Abstract

An autopsy case of malakoplakia involving the kidney and prostate was reported. The case was a 58-year-old Japanese male with submassive hepatic necrosis of three and half months' duration. He received 20 to 40 mg of prednisolone daily during the course of the disease (total 2,700 mg). Malakoplakic lesions were incidentally found in the right renal parenchyma and prostate at autopsy. The lesions were characterized microscopically by an accumulation of macrophages with PAS-positive intracytoplasmic granules and with intracytoplasmic inclusions of owl's eye appearance called Michaelis-Gutmann bodies and, electronmicroscopically, by numerous phagolysosomes with varying numbers of bacteria. Immunocytochemical stain revealed that the bodies were positive for lysozyme, indicating that the Michaelis-Gutmann bodies are of lysosomal origin.
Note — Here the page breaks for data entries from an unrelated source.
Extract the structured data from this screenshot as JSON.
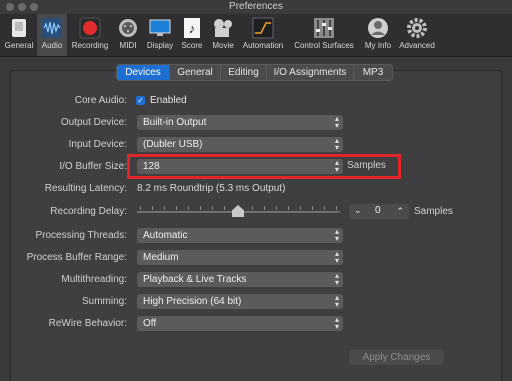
{
  "window": {
    "title": "Preferences"
  },
  "toolbar": {
    "items": [
      {
        "label": "General",
        "icon": "switch-icon"
      },
      {
        "label": "Audio",
        "icon": "waveform-icon"
      },
      {
        "label": "Recording",
        "icon": "record-icon"
      },
      {
        "label": "MIDI",
        "icon": "midi-icon"
      },
      {
        "label": "Display",
        "icon": "display-icon"
      },
      {
        "label": "Score",
        "icon": "score-icon"
      },
      {
        "label": "Movie",
        "icon": "movie-icon"
      },
      {
        "label": "Automation",
        "icon": "automation-icon"
      },
      {
        "label": "Control Surfaces",
        "icon": "control-surfaces-icon"
      },
      {
        "label": "My Info",
        "icon": "user-icon"
      },
      {
        "label": "Advanced",
        "icon": "gear-icon"
      }
    ],
    "selected": "Audio"
  },
  "tabs": {
    "items": [
      "Devices",
      "General",
      "Editing",
      "I/O Assignments",
      "MP3"
    ],
    "active": "Devices"
  },
  "form": {
    "core_audio": {
      "label": "Core Audio:",
      "checkbox_label": "Enabled",
      "checked": true
    },
    "output_device": {
      "label": "Output Device:",
      "value": "Built-in Output"
    },
    "input_device": {
      "label": "Input Device:",
      "value": "(Dubler USB)"
    },
    "io_buffer_size": {
      "label": "I/O Buffer Size:",
      "value": "128",
      "unit": "Samples"
    },
    "resulting_latency": {
      "label": "Resulting Latency:",
      "value": "8.2 ms Roundtrip (5.3 ms Output)"
    },
    "recording_delay": {
      "label": "Recording Delay:",
      "value": "0",
      "unit": "Samples"
    },
    "processing_threads": {
      "label": "Processing Threads:",
      "value": "Automatic"
    },
    "process_buffer_range": {
      "label": "Process Buffer Range:",
      "value": "Medium"
    },
    "multithreading": {
      "label": "Multithreading:",
      "value": "Playback & Live Tracks"
    },
    "summing": {
      "label": "Summing:",
      "value": "High Precision (64 bit)"
    },
    "rewire_behavior": {
      "label": "ReWire Behavior:",
      "value": "Off"
    }
  },
  "buttons": {
    "apply_label": "Apply Changes"
  },
  "colors": {
    "accent": "#1e6fd1",
    "highlight": "#e0262a",
    "record": "#e22b2b"
  }
}
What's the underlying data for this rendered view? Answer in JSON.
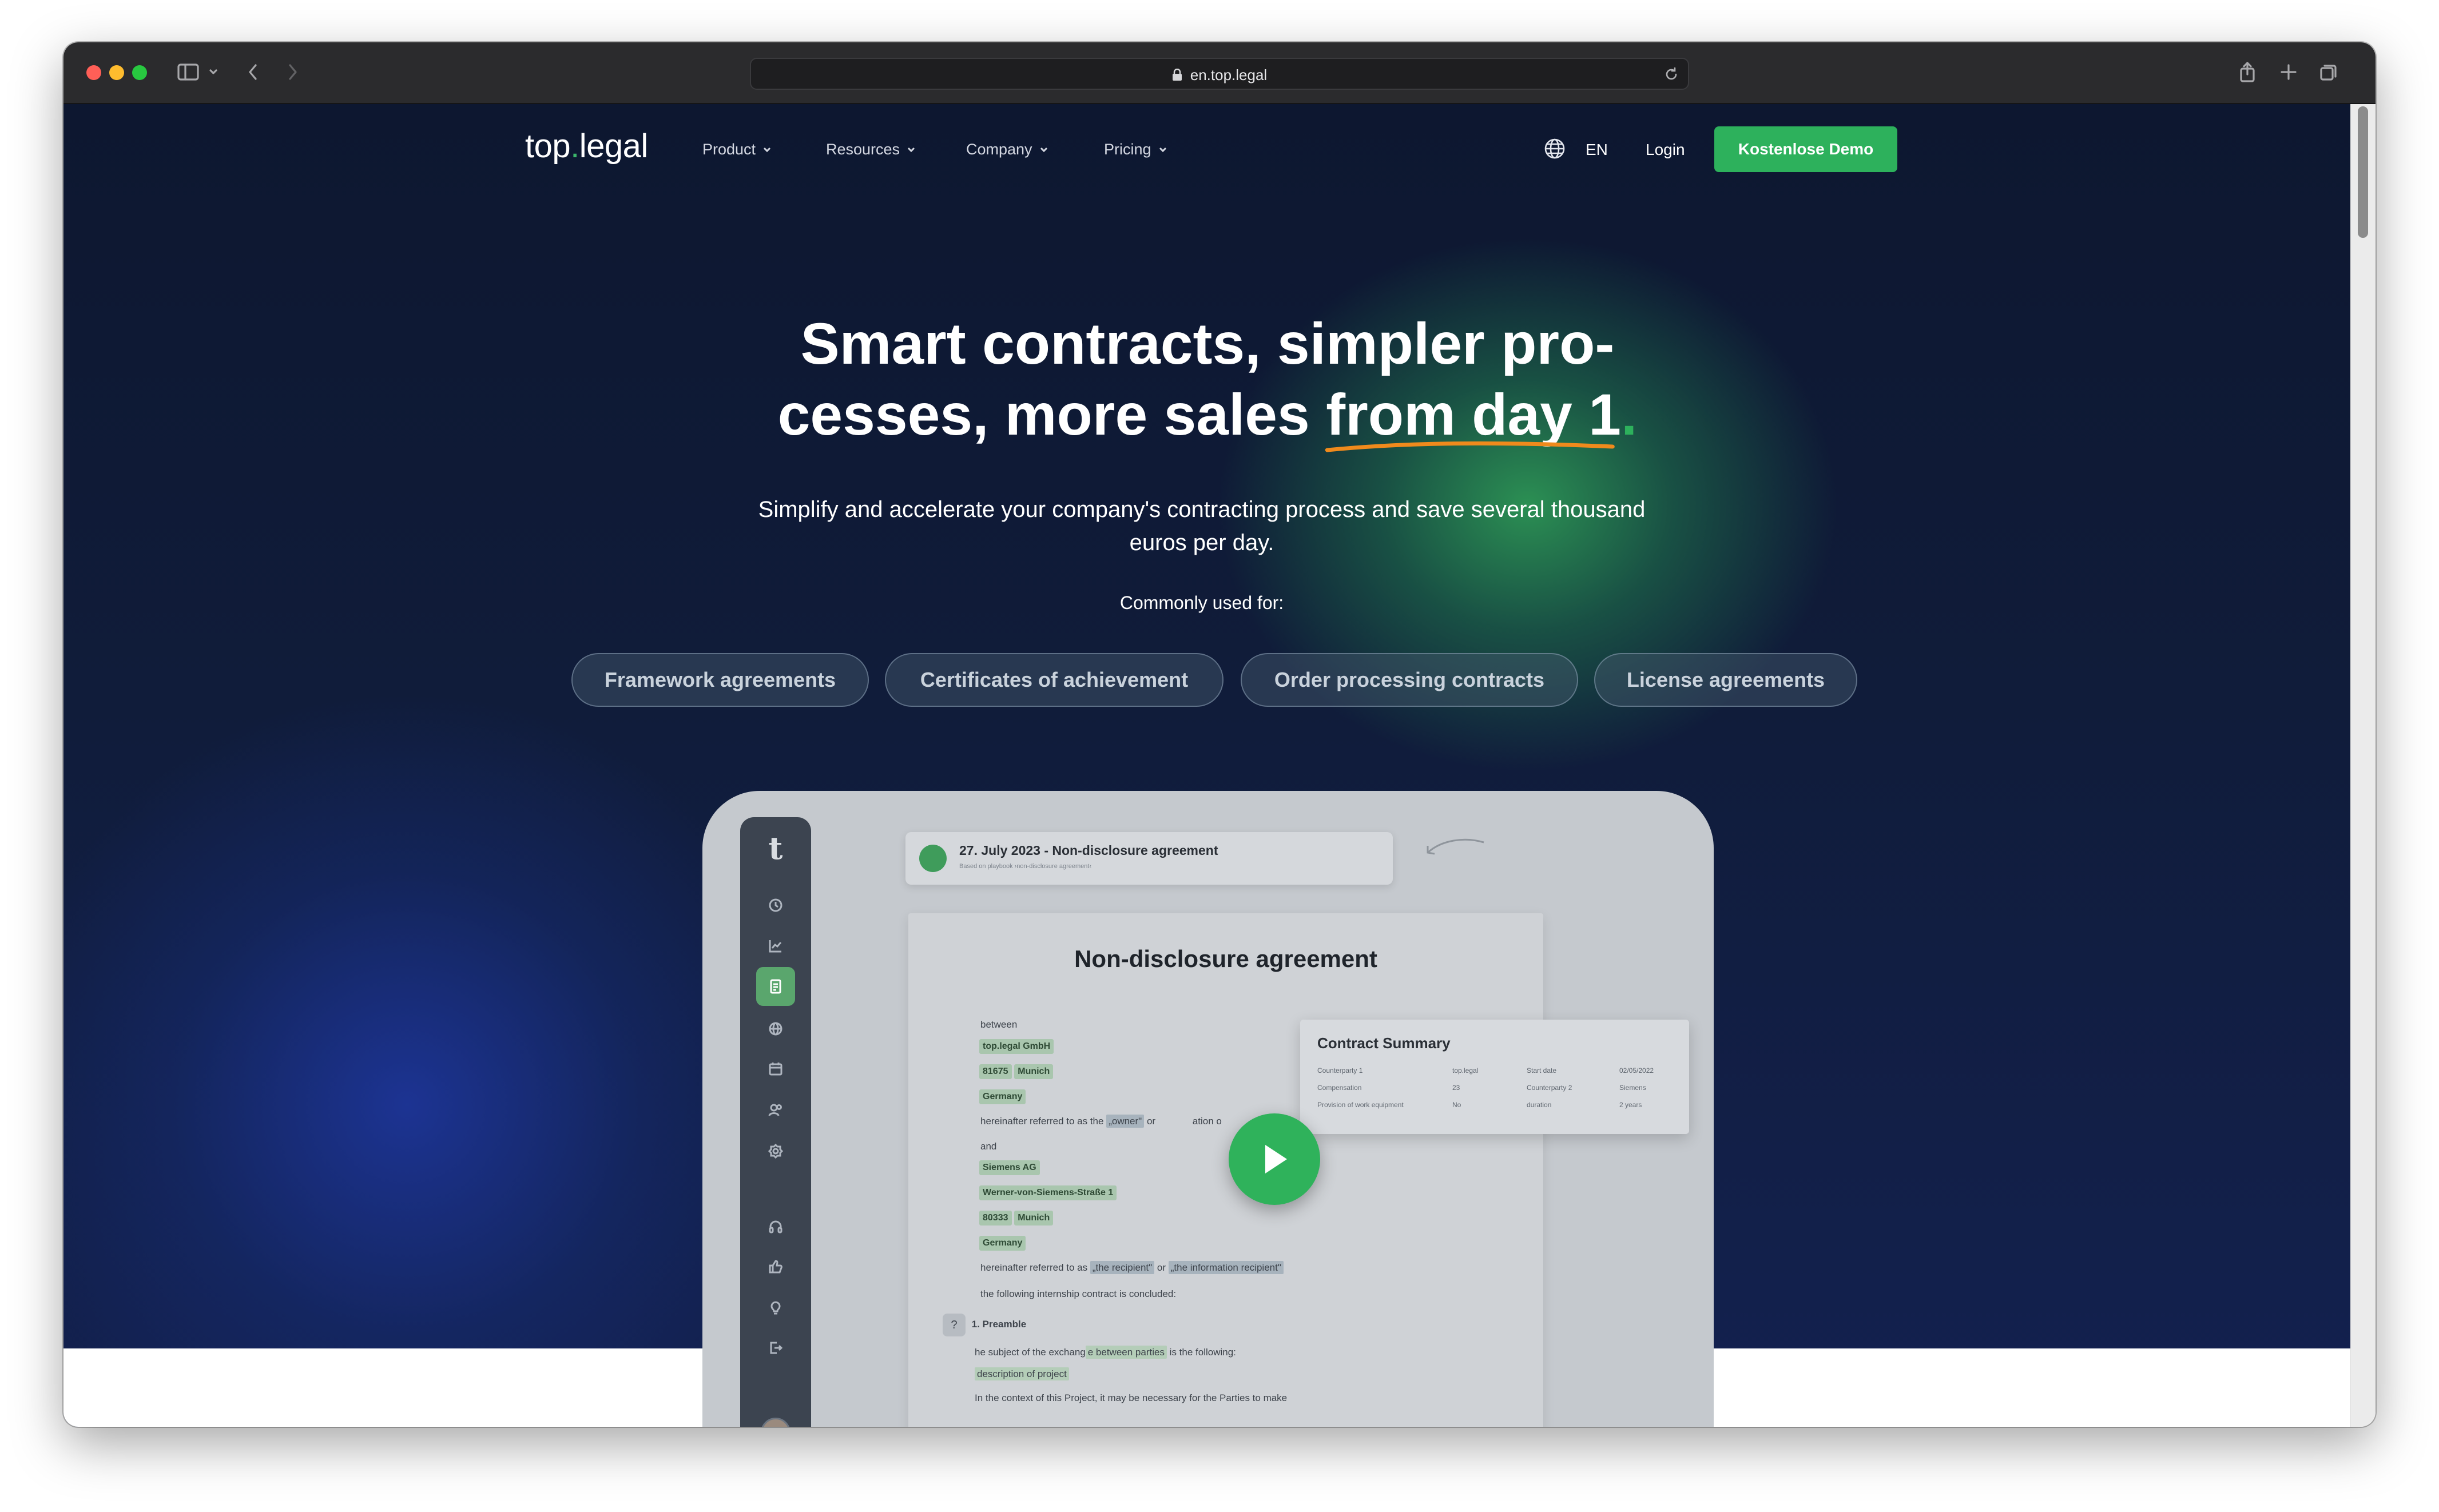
{
  "browser": {
    "url": "en.top.legal"
  },
  "nav": {
    "logo_prefix": "top",
    "logo_dot": ".",
    "logo_suffix": "legal",
    "items": [
      {
        "label": "Product"
      },
      {
        "label": "Resources"
      },
      {
        "label": "Company"
      },
      {
        "label": "Pricing"
      }
    ],
    "language": "EN",
    "login": "Login",
    "cta": "Kostenlose Demo"
  },
  "hero": {
    "headline_line1": "Smart contracts, simpler pro-",
    "headline_line2_start": "cesses, more sales ",
    "headline_highlight": "from day 1",
    "headline_period": ".",
    "subtitle": "Simplify and accelerate your company's contracting process and save several thousand euros per day.",
    "commonly_used_for": "Commonly used for:",
    "pills": [
      "Framework agreements",
      "Certificates of achievement",
      "Order processing contracts",
      "License agreements"
    ]
  },
  "mockup": {
    "logo": "t",
    "top_card_title": "27. July 2023 - Non-disclosure agreement",
    "top_card_sub": "Based on playbook ›non-disclosure agreement‹",
    "doc_title": "Non-disclosure agreement",
    "between": "between",
    "party1_name": "top.legal GmbH",
    "party1_zip": "81675",
    "party1_city": "Munich",
    "party1_country": "Germany",
    "referred_owner_pre": "hereinafter referred to as  the",
    "referred_owner_tag": "„owner\"",
    "referred_owner_post": "or",
    "referred_owner_tail": "ation o",
    "and": "and",
    "party2_name": "Siemens AG",
    "party2_street": "Werner-von-Siemens-Straße 1",
    "party2_zip": "80333",
    "party2_city": "Munich",
    "party2_country": "Germany",
    "referred_recipient_pre": "hereinafter referred to as",
    "referred_recipient_tag1": "„the recipient\"",
    "referred_recipient_mid": "or",
    "referred_recipient_tag2": "„the information recipient\"",
    "concluded": "the following internship contract is concluded:",
    "preamble": "1. Preamble",
    "preamble_text_pre": "he subject of the exchang",
    "preamble_text_hl": "e between parties",
    "preamble_text_post": " is the following:",
    "description_tag": "description of project",
    "context_text": "In the context of this Project, it may be necessary for the Parties to make",
    "summary": {
      "title": "Contract Summary",
      "rows": [
        {
          "k1": "Counterparty 1",
          "v1": "top.legal",
          "k2": "Start date",
          "v2": "02/05/2022"
        },
        {
          "k1": "Compensation",
          "v1": "23",
          "k2": "Counterparty 2",
          "v2": "Siemens"
        },
        {
          "k1": "Provision of work equipment",
          "v1": "No",
          "k2": "duration",
          "v2": "2 years"
        }
      ]
    }
  },
  "colors": {
    "accent": "#2db15c",
    "page_bg": "#101c3a",
    "underline": "#f08a1c"
  }
}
No calcium, phosphorous, and iron were demonstrated in them by X-ray microanalysis, suggesting that they are of immature form in which a mineralization does not take place as yet. Malakoplakia has not been previously described in association with submassive hepatic necrosis. Administration of a large amount of steroid for the treatment of submassive hepatic necrosis was suspected to be implicated in the development of the malakoplakia in the present case.